If I had to choose a year to talk about mental health, 2019 would be that year.
I’m not alone in saying that 2019 has been tough; just on our little farm we have dealt with flooding, prevent planted ground, market instability, trade wars, a packing plant fire that crashed the cattle market, and the general inability to accomplish tasks on the farm because of wet weather. And now we are facing a delayed, drawn out harvest.
I write about these things not for sympathy, but to provide insight into this year.
We can see physical challenges on the farm, but we can’t “see” the mental challenges. My dad says this has been the hardest year in his 53 years of farming. And he has seen a lot, from the crash in the 1980’s to the hog market bottom in the 1990’s.
Young farmer pressure
As young farmers in 2019, we face more debt and less leverage than more seasoned farmers. But we also face the pressure of making the farm successful for another generation. I hesitated to write about MY mental health, but if my story helps one person out there I’ll be satisfied.
Let’s start with planting season, a time I usually love. We may have a delay here and there, but nothing like this year. We mudded in crops for 2.5 months. I packed a large helping of anxiety with me every day. Every acre, every minute, I wondered how much I could get done before the next rain, while simultaneously trying to not bury the planter in the mud.
As farmers, we plant crops. That’s what we do; and I didn’t even get that simple task done this year. Planting bled into hay season, and by early June I wasn’t sleeping at night. The stress finally reared its ugly head in a physical manner as I baled hay; after several days of headaches and chest tightness in the tractor, I finally decided to get checked out. In typical farmer fashion, I waited until it rained to make the appointment.
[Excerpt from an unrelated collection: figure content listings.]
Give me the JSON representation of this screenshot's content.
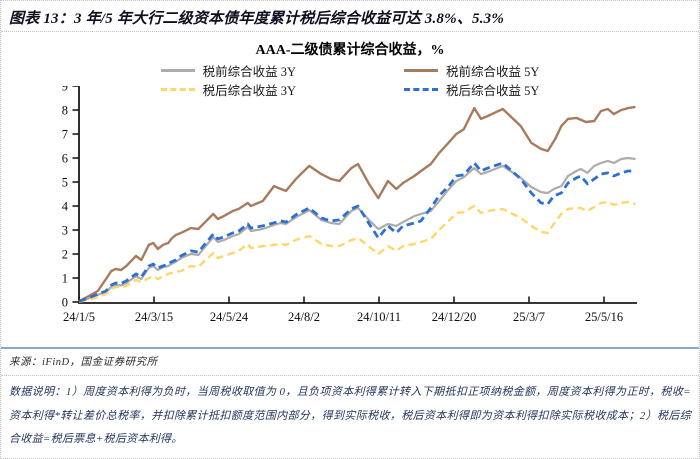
{
  "header": {
    "text": "图表 13：3 年/5 年大行二级资本债年度累计税后综合收益可达 3.8%、5.3%"
  },
  "source": {
    "text": "来源：iFinD，国金证券研究所"
  },
  "notes": {
    "text": "数据说明：1）周度资本利得为负时，当周税收取值为 0，且负项资本利得累计转入下期抵扣正项纳税金额，周度资本利得为正时，税收=资本利得*转让差价总税率，并扣除累计抵扣额度范围内部分，得到实际税收，税后资本利得即为资本利得扣除实际税收成本；2）税后综合收益=税后票息+税后资本利得。"
  },
  "colors": {
    "axis": "#1a1a1a",
    "rule": "#86a9c6",
    "dotted": "#c3c3c3"
  },
  "chart_data": {
    "type": "line",
    "title": "AAA-二级债累计综合收益，%",
    "x_axis": {
      "unit": "weeks-since-start",
      "tick_weeks": [
        0,
        10,
        20,
        30,
        40,
        50,
        60,
        70
      ],
      "tick_labels": [
        "24/1/5",
        "24/3/15",
        "24/5/24",
        "24/8/2",
        "24/10/11",
        "24/12/20",
        "25/3/7",
        "25/5/16"
      ],
      "range": [
        0,
        74.4
      ]
    },
    "y_axis": {
      "ticks": [
        0,
        1,
        2,
        3,
        4,
        5,
        6,
        7,
        8,
        9
      ],
      "range": [
        0,
        9
      ],
      "grid": false
    },
    "legend_position": "top",
    "series": [
      {
        "name": "税前综合收益 3Y",
        "color": "#acacac",
        "dash": "solid",
        "width": 2.2,
        "points": [
          [
            0,
            0.02
          ],
          [
            1.3,
            0.15
          ],
          [
            2.5,
            0.3
          ],
          [
            3.6,
            0.42
          ],
          [
            4.3,
            0.63
          ],
          [
            4.9,
            0.71
          ],
          [
            5.6,
            0.69
          ],
          [
            6.3,
            0.79
          ],
          [
            7.6,
            1.08
          ],
          [
            8.3,
            0.96
          ],
          [
            9.3,
            1.42
          ],
          [
            9.9,
            1.5
          ],
          [
            10.5,
            1.33
          ],
          [
            11.2,
            1.46
          ],
          [
            11.9,
            1.5
          ],
          [
            12.3,
            1.58
          ],
          [
            12.9,
            1.67
          ],
          [
            13.6,
            1.83
          ],
          [
            14.9,
            2.0
          ],
          [
            15.9,
            1.96
          ],
          [
            17.9,
            2.71
          ],
          [
            18.5,
            2.5
          ],
          [
            19.3,
            2.58
          ],
          [
            20.5,
            2.75
          ],
          [
            21.3,
            2.83
          ],
          [
            22.5,
            3.13
          ],
          [
            22.9,
            2.96
          ],
          [
            24.5,
            3.04
          ],
          [
            26,
            3.21
          ],
          [
            26.9,
            3.29
          ],
          [
            27.6,
            3.25
          ],
          [
            29,
            3.55
          ],
          [
            30.7,
            3.83
          ],
          [
            32.3,
            3.42
          ],
          [
            33.6,
            3.29
          ],
          [
            34.7,
            3.25
          ],
          [
            36.3,
            3.79
          ],
          [
            37.2,
            3.92
          ],
          [
            38.7,
            3.4
          ],
          [
            39.9,
            3.04
          ],
          [
            41.2,
            3.25
          ],
          [
            42.3,
            3.17
          ],
          [
            43.2,
            3.33
          ],
          [
            44.7,
            3.58
          ],
          [
            45.6,
            3.67
          ],
          [
            46.9,
            3.79
          ],
          [
            48,
            4.2
          ],
          [
            49.3,
            4.7
          ],
          [
            50.3,
            5.04
          ],
          [
            51.3,
            5.2
          ],
          [
            52.7,
            5.58
          ],
          [
            53.6,
            5.33
          ],
          [
            54.5,
            5.42
          ],
          [
            56.5,
            5.67
          ],
          [
            58.9,
            5.17
          ],
          [
            60.3,
            4.79
          ],
          [
            61.6,
            4.58
          ],
          [
            62.5,
            4.54
          ],
          [
            63.3,
            4.71
          ],
          [
            64.3,
            4.83
          ],
          [
            65.2,
            5.25
          ],
          [
            66.3,
            5.46
          ],
          [
            66.9,
            5.54
          ],
          [
            67.8,
            5.38
          ],
          [
            68.7,
            5.67
          ],
          [
            69.6,
            5.79
          ],
          [
            70.5,
            5.88
          ],
          [
            71.3,
            5.79
          ],
          [
            72.3,
            5.96
          ],
          [
            73.2,
            6.0
          ],
          [
            74.2,
            5.96
          ]
        ]
      },
      {
        "name": "税前综合收益 5Y",
        "color": "#a87b5c",
        "dash": "solid",
        "width": 2.4,
        "points": [
          [
            0,
            0.03
          ],
          [
            1.3,
            0.25
          ],
          [
            2.5,
            0.46
          ],
          [
            3.6,
            0.96
          ],
          [
            4.3,
            1.29
          ],
          [
            4.9,
            1.38
          ],
          [
            5.6,
            1.33
          ],
          [
            6.3,
            1.5
          ],
          [
            7.6,
            1.92
          ],
          [
            8.3,
            1.75
          ],
          [
            9.3,
            2.38
          ],
          [
            9.9,
            2.46
          ],
          [
            10.5,
            2.21
          ],
          [
            11.2,
            2.38
          ],
          [
            11.9,
            2.46
          ],
          [
            12.3,
            2.63
          ],
          [
            12.9,
            2.79
          ],
          [
            13.6,
            2.88
          ],
          [
            14.9,
            3.08
          ],
          [
            15.9,
            3.04
          ],
          [
            17.9,
            3.67
          ],
          [
            18.5,
            3.46
          ],
          [
            19.3,
            3.58
          ],
          [
            20.5,
            3.79
          ],
          [
            21.3,
            3.88
          ],
          [
            22.5,
            4.13
          ],
          [
            22.9,
            4.0
          ],
          [
            24.5,
            4.21
          ],
          [
            26,
            4.83
          ],
          [
            26.9,
            4.71
          ],
          [
            27.6,
            4.63
          ],
          [
            29,
            5.15
          ],
          [
            30.7,
            5.67
          ],
          [
            32.3,
            5.33
          ],
          [
            33.6,
            5.13
          ],
          [
            34.7,
            5.04
          ],
          [
            36.3,
            5.58
          ],
          [
            37.2,
            5.75
          ],
          [
            38.7,
            4.9
          ],
          [
            39.9,
            4.33
          ],
          [
            41.2,
            5.04
          ],
          [
            42.3,
            4.71
          ],
          [
            43.2,
            4.96
          ],
          [
            44.7,
            5.25
          ],
          [
            45.6,
            5.46
          ],
          [
            46.9,
            5.75
          ],
          [
            48,
            6.2
          ],
          [
            49.3,
            6.65
          ],
          [
            50.3,
            7.0
          ],
          [
            51.3,
            7.2
          ],
          [
            52.7,
            8.08
          ],
          [
            53.6,
            7.63
          ],
          [
            54.5,
            7.75
          ],
          [
            55.5,
            7.9
          ],
          [
            56.5,
            8.04
          ],
          [
            58.9,
            7.33
          ],
          [
            60.3,
            6.63
          ],
          [
            61.6,
            6.38
          ],
          [
            62.5,
            6.29
          ],
          [
            63.5,
            6.8
          ],
          [
            64.3,
            7.33
          ],
          [
            65.2,
            7.63
          ],
          [
            66.3,
            7.67
          ],
          [
            67.6,
            7.5
          ],
          [
            68.7,
            7.54
          ],
          [
            69.6,
            7.96
          ],
          [
            70.5,
            8.04
          ],
          [
            71.3,
            7.83
          ],
          [
            72.3,
            8.0
          ],
          [
            73.2,
            8.08
          ],
          [
            74.2,
            8.13
          ]
        ]
      },
      {
        "name": "税后综合收益 3Y",
        "color": "#fdd76a",
        "dash": "dashed",
        "width": 2.4,
        "points": [
          [
            0,
            0.01
          ],
          [
            1.3,
            0.1
          ],
          [
            2.5,
            0.21
          ],
          [
            3.6,
            0.33
          ],
          [
            4.3,
            0.54
          ],
          [
            4.9,
            0.63
          ],
          [
            5.6,
            0.61
          ],
          [
            6.3,
            0.67
          ],
          [
            7.6,
            0.92
          ],
          [
            8.3,
            0.83
          ],
          [
            9.3,
            1.0
          ],
          [
            9.9,
            1.08
          ],
          [
            10.5,
            0.96
          ],
          [
            11.2,
            1.08
          ],
          [
            11.9,
            1.17
          ],
          [
            12.3,
            1.21
          ],
          [
            12.9,
            1.25
          ],
          [
            13.6,
            1.29
          ],
          [
            14.9,
            1.5
          ],
          [
            15.9,
            1.46
          ],
          [
            17.9,
            2.04
          ],
          [
            18.5,
            1.83
          ],
          [
            19.3,
            1.92
          ],
          [
            20.5,
            2.04
          ],
          [
            21.3,
            2.13
          ],
          [
            22.5,
            2.42
          ],
          [
            22.9,
            2.25
          ],
          [
            24.5,
            2.33
          ],
          [
            26,
            2.38
          ],
          [
            26.9,
            2.42
          ],
          [
            27.6,
            2.38
          ],
          [
            29,
            2.6
          ],
          [
            30.7,
            2.75
          ],
          [
            32.3,
            2.42
          ],
          [
            33.6,
            2.33
          ],
          [
            34.7,
            2.33
          ],
          [
            36.3,
            2.58
          ],
          [
            37.2,
            2.67
          ],
          [
            38.7,
            2.3
          ],
          [
            39.9,
            2.0
          ],
          [
            41.2,
            2.33
          ],
          [
            42.3,
            2.13
          ],
          [
            43.2,
            2.33
          ],
          [
            44.7,
            2.42
          ],
          [
            45.6,
            2.5
          ],
          [
            46.9,
            2.63
          ],
          [
            48,
            3.0
          ],
          [
            49.3,
            3.38
          ],
          [
            50.3,
            3.71
          ],
          [
            51.3,
            3.75
          ],
          [
            52.7,
            4.0
          ],
          [
            53.6,
            3.71
          ],
          [
            54.5,
            3.79
          ],
          [
            56.5,
            3.88
          ],
          [
            58.9,
            3.5
          ],
          [
            60.3,
            3.17
          ],
          [
            61.6,
            2.92
          ],
          [
            62.5,
            2.88
          ],
          [
            63.3,
            3.25
          ],
          [
            64.3,
            3.67
          ],
          [
            65.2,
            3.88
          ],
          [
            66.3,
            3.92
          ],
          [
            66.9,
            3.92
          ],
          [
            67.8,
            3.79
          ],
          [
            68.7,
            3.96
          ],
          [
            69.6,
            4.13
          ],
          [
            70.5,
            4.17
          ],
          [
            71.3,
            4.04
          ],
          [
            72.3,
            4.13
          ],
          [
            73.2,
            4.17
          ],
          [
            74.2,
            4.08
          ]
        ]
      },
      {
        "name": "税后综合收益 5Y",
        "color": "#2e6fd2",
        "dash": "dashed",
        "width": 2.8,
        "points": [
          [
            0,
            0.03
          ],
          [
            1.3,
            0.17
          ],
          [
            2.5,
            0.33
          ],
          [
            3.6,
            0.46
          ],
          [
            4.3,
            0.71
          ],
          [
            4.9,
            0.79
          ],
          [
            5.6,
            0.77
          ],
          [
            6.3,
            0.88
          ],
          [
            7.6,
            1.17
          ],
          [
            8.3,
            1.04
          ],
          [
            9.3,
            1.5
          ],
          [
            9.9,
            1.58
          ],
          [
            10.5,
            1.42
          ],
          [
            11.2,
            1.5
          ],
          [
            11.9,
            1.58
          ],
          [
            12.3,
            1.67
          ],
          [
            12.9,
            1.75
          ],
          [
            13.6,
            1.92
          ],
          [
            14.9,
            2.13
          ],
          [
            15.9,
            2.08
          ],
          [
            17.9,
            2.83
          ],
          [
            18.5,
            2.63
          ],
          [
            19.3,
            2.71
          ],
          [
            20.5,
            2.88
          ],
          [
            21.3,
            2.96
          ],
          [
            22.5,
            3.25
          ],
          [
            22.9,
            3.08
          ],
          [
            24.5,
            3.17
          ],
          [
            26,
            3.3
          ],
          [
            26.9,
            3.38
          ],
          [
            27.6,
            3.33
          ],
          [
            29,
            3.65
          ],
          [
            30.7,
            3.92
          ],
          [
            32.3,
            3.5
          ],
          [
            33.6,
            3.38
          ],
          [
            34.7,
            3.42
          ],
          [
            36.3,
            3.88
          ],
          [
            37.2,
            4.0
          ],
          [
            38.7,
            3.25
          ],
          [
            39.9,
            2.67
          ],
          [
            41.2,
            3.17
          ],
          [
            42.3,
            2.88
          ],
          [
            43.2,
            3.17
          ],
          [
            44.7,
            3.29
          ],
          [
            45.6,
            3.38
          ],
          [
            46.9,
            3.92
          ],
          [
            48,
            4.42
          ],
          [
            49.3,
            4.83
          ],
          [
            50.3,
            5.25
          ],
          [
            51.3,
            5.3
          ],
          [
            52.7,
            5.79
          ],
          [
            53.6,
            5.46
          ],
          [
            54.5,
            5.58
          ],
          [
            56.5,
            5.79
          ],
          [
            58.9,
            5.13
          ],
          [
            60.3,
            4.54
          ],
          [
            61.6,
            4.13
          ],
          [
            62.5,
            4.08
          ],
          [
            63.3,
            4.42
          ],
          [
            64.3,
            4.54
          ],
          [
            65.2,
            4.96
          ],
          [
            66.3,
            5.17
          ],
          [
            66.9,
            5.25
          ],
          [
            67.8,
            4.92
          ],
          [
            68.7,
            5.13
          ],
          [
            69.6,
            5.33
          ],
          [
            70.5,
            5.38
          ],
          [
            71.3,
            5.25
          ],
          [
            72.3,
            5.38
          ],
          [
            73.2,
            5.46
          ],
          [
            74.2,
            5.46
          ]
        ]
      }
    ]
  }
}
As I explained my symptoms to the nurse practitioner, I learned I wasn’t the first farmer she’d seen that week. In fact, I was the fifth, and we’re all under 45, dealing with issues like little sleep, chest pain, panic attacks, and anxiety. My tests were fine; she concluded that I had some situational anxiety.
It was comforting to know that I wasn’t the only one having a hard time this year. Beside a friend or two, I didn’t even talk to my parents about my struggles until after I went to the doctor. As their daughter, I didn’t want them to worry about me. As their business partner, I didn’t want them to know I was under stress. I wanted them to have confidence in me that I can manage the business on my own, and I thought they would think less of me if they knew I was struggling.
In retrospect, I should have communicated with them before because they have always been a great support system.
I look back on 2019 as a time of struggle, growth, and resilience in my life and on our farm. Here are some tips that helped me manage a tough year:
1. Put out the fires first. Prioritize what needs done.
2. Focus on what you can do, forget about what is out of your control.
3. Communicate. Don’t be afraid to talk with parents/children/business partners about management struggles but also joys.
4. Focus on mental health. Go to the doctor for help. Sleep more, say no to people or organizations that cause stress.
5. Focus on physical health. For me, this meant joining Weight Watchers and losing some weight. (By the way, it works if you stick to the plan!)
6. Make it a priority to forget about work. Fishing is a great escape for me.
A vulnerable place
Writing about my personal struggles puts in me a vulnerable place. But, in those depths of vulnerability, I’ve become a better person. As a result of farm magazines covering mental health, it is now a topic we discuss within our family. It has brought me closer to my dad, and I’ve learned that even he, this mountain of a man and successful farmer, experienced some mental struggles in his younger days.
We must keep working hard, making those tough decisions, and continue managing margins to the best of our abilities.
We should also make it a priority to take care of ourselves, no matter what Mother Nature throws our way.